Ill make a call to the utility. I have been talking with people who have tried it (big shots who run/ran big name solar businesses in our area).

If i do some quick math, a rough estimate of daily kwh is 90kwh/month when everything is running in the data center +/- 10-20kwh for house uses.

I am aware of the legal requirements to ensure the grid is non-live in a POCO outage event. THis is common-sensical. I hate working on live lines too.

The solar batteries would really be to ensure power is uninterrupted while a generator kicks on. Massive battery arrays could be a future addition, but not completely necessary considering the cost.

As far as i was aware of, solar cells produce DC power unless you have the AC mini-inverters on solar strings. THis is why solar generation is often connected to DC batteries.
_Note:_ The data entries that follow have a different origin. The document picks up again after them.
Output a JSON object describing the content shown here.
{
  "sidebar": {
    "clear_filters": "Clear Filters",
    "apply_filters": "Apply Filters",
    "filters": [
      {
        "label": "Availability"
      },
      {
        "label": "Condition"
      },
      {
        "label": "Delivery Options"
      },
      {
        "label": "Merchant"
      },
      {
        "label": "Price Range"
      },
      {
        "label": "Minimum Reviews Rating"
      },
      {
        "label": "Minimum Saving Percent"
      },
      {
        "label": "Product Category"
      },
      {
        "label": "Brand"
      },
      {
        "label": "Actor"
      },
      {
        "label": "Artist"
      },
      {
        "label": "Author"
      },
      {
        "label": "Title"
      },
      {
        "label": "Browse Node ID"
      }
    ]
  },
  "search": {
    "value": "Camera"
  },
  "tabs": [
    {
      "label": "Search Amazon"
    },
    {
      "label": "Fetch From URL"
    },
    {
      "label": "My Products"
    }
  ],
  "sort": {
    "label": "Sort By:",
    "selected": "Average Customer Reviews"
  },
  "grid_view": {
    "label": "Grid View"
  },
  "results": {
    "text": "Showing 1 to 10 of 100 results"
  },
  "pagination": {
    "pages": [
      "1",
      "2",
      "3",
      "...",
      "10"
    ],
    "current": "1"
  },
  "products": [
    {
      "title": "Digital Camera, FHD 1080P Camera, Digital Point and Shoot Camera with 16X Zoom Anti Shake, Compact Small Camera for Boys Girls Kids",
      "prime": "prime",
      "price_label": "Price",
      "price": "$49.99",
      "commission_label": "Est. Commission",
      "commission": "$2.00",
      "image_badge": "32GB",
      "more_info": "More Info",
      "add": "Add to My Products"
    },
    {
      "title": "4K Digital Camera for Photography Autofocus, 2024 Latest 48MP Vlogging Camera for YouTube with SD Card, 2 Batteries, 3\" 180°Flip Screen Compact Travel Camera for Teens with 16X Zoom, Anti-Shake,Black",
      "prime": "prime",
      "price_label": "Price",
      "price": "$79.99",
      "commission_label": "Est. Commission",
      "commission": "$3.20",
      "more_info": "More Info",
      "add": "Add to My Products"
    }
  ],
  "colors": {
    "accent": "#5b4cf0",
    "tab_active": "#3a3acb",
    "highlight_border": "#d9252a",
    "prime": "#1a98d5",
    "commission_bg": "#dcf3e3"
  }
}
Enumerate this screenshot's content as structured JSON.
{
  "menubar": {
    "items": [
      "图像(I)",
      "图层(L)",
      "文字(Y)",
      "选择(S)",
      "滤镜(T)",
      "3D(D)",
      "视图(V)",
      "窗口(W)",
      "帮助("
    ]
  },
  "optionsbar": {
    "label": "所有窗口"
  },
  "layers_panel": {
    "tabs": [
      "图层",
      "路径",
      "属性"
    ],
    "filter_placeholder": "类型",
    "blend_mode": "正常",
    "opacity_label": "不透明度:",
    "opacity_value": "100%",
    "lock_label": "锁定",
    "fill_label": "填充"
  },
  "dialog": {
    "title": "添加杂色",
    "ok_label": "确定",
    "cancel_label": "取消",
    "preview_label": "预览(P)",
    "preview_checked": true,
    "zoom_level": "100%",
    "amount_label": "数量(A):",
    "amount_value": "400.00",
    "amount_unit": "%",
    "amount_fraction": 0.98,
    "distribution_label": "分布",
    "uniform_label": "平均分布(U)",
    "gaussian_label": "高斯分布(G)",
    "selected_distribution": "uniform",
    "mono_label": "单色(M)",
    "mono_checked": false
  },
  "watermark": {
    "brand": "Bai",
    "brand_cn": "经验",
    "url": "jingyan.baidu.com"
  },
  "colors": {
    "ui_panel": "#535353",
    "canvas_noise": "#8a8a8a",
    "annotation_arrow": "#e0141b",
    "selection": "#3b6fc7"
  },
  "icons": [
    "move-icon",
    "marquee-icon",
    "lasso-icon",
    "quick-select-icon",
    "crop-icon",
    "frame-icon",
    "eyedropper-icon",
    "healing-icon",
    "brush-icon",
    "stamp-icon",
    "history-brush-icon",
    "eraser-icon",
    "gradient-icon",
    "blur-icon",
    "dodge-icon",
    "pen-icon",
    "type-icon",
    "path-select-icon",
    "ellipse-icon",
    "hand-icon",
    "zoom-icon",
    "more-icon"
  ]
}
Wind and hydropower however use the same function as a magnetic-coil generator but utilize hydraulic energy or wind energy to turn an alternator, thus providing AC.


NiHaoMike:

The distance from service drop to service drop is roughly 260ft. THis makes the midpoint for the substation between the houses roughly 130ft. Service charges i presume would be the monthly service fees aside from kwh usage, this i am not certain of at the moment.

Heat is either wood stove or electric heaters.

Not sure what a CHP system is. I will look into this.

randen:

I will take a look at your post history and research the topic you referenced.

u3b3rg33k:

all points i ahve considered. The majority of my roofs are angled roughly southward. A few roofs face east and of course opposing west, but west downt get a lot of sun where I am located due to mountains.

Main consideration on selling back is i am not sure if i can generate enough power to run the datacenter (roughly 3kw/hr if things are running full bore), charge batteries from any outage or night loads and generate excess power to sell back.

Again, thank you all for your excellent responses!